Baby is an American bulldog and weighs 80 pounds. Princess is a Great Pyrenes – also known as a great pain in the rear. She’s hyper and it drives me crazy. Like no one else…. (Welcome to the song lyric portion of my column). She probably weighs more than Baby.
I take both for a walk in the morning. I used to take them for walks separately, but Merissa said Princess whines (like a child) when I take Baby first. She’s the eldest, she should go first. To rectify my daughter’s problem and pacify Princess’ childish behavior, I’ve started taking both at the same time.
Walking two large dogs on eight-foot retractable leashes, what could go wrong?
Last Saturday, we were walking our usual route down a dead-end street by the house. Both felt the call of nature. Baby darted to the left side of the street, while Princess darted to the right. There I was in the middle of the street arms outstretched.
Traffic is always minimal or on many occasions, nonexistent. As luck would have it, here comes an SUV. My first hope was that one would finish and we could retreat to the other side of the street. As the car came closer, I knew that wasn’t going to happen. I considered dropping a leash and saving myself, but which one? I couldn’t choose between the two.
So, I bravely stood in the middle of the street, arms outstretched holding both leashes, and prayed for an understanding neighbor.
He stopped, “Looks like you’ve got your hands full.”
I readily agreed with that statement.
Merissa had previously mentioned rescuing a third dog, a smaller breed. I told her that two humans and two dogs is a good ratio.
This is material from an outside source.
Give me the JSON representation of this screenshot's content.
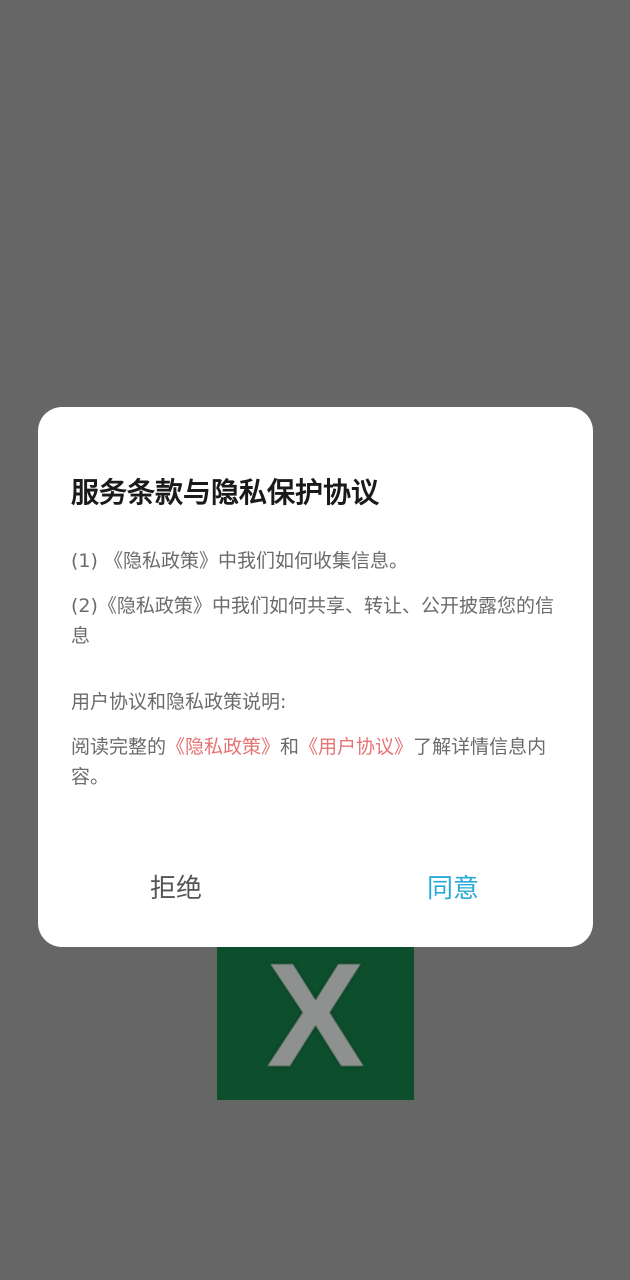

Adopt one more and control in the house sways in favor of the dogs. Not a good idea to be outnumbered.
Parents should listen to their own advice. I allowed myself to be outnumbered and the power swayed in the dogs’ favor. Their call of nature could have gotten me killed.
On a very sad note, our beloved cat died last week. Stanley was also a rescue. While we chose the dogs, Stanley selected us. His passing was devastating emotionally. He, as well as the antics he created, will be greatly missed.